If there remains a difference between literature and content, the influencer novel suggests how unstable that difference has become. In trying to depict influencers, these recent works of fiction drift away from interiority and toward contrived stunts that may win attention but feel cheap.

The 1855 timeline, by contrast, forces the reader to sympathize with Natalie. Stranded in a hostile environment in a freezing house wearing rough clothing, placating a brutal husband, and hauling pails of raw milk streaked with cow shit, she seems normal, “like us.” In balancing these two planes of narration, Burke creates a memorable character who we come to know well. Natalie’s voice isn’t always consistent (her religiosity seems to come and go). And the novel’s attempt, at the end, to integrate the two timelines falters. But Yesteryear achieves a psychological persuasiveness the other novels lack.

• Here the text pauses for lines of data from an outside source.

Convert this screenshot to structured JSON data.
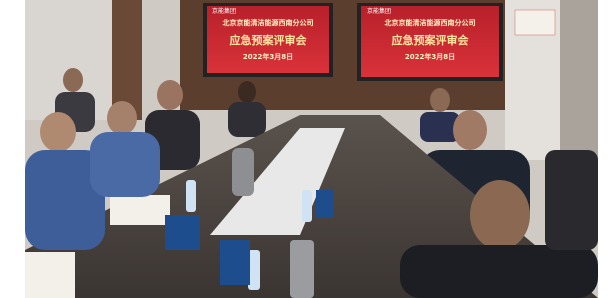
{
  "screens": [
    {
      "logo": "京能集团",
      "organization": "北京京能清洁能源西南分公司",
      "title": "应急预案评审会",
      "date": "2022年3月8日"
    },
    {
      "logo": "京能集团",
      "organization": "北京京能清洁能源西南分公司",
      "title": "应急预案评审会",
      "date": "2022年3月8日"
    }
  ]
}
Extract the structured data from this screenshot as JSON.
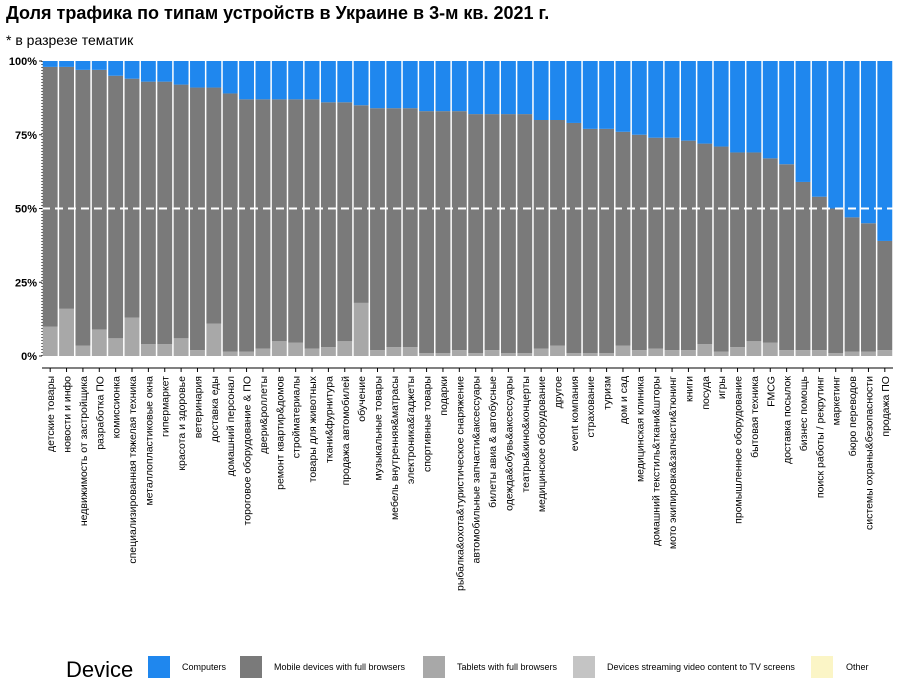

Many writers have tried, in the last decade, to write a definitive internet novel. So far, no masterpiece has emerged. None of the novels reviewed here comes close. But the influencer novel—now a distinct subgenre and increasingly attentive to political economy—offers resources out of which something more could come. In the literature of our near future, the preservation of inner life in a culture of visibility and performance may come to seem not merely an aesthetic predilection but a condition of human survival—a final zone in which experience is not immediately staged, externalized, and put to work.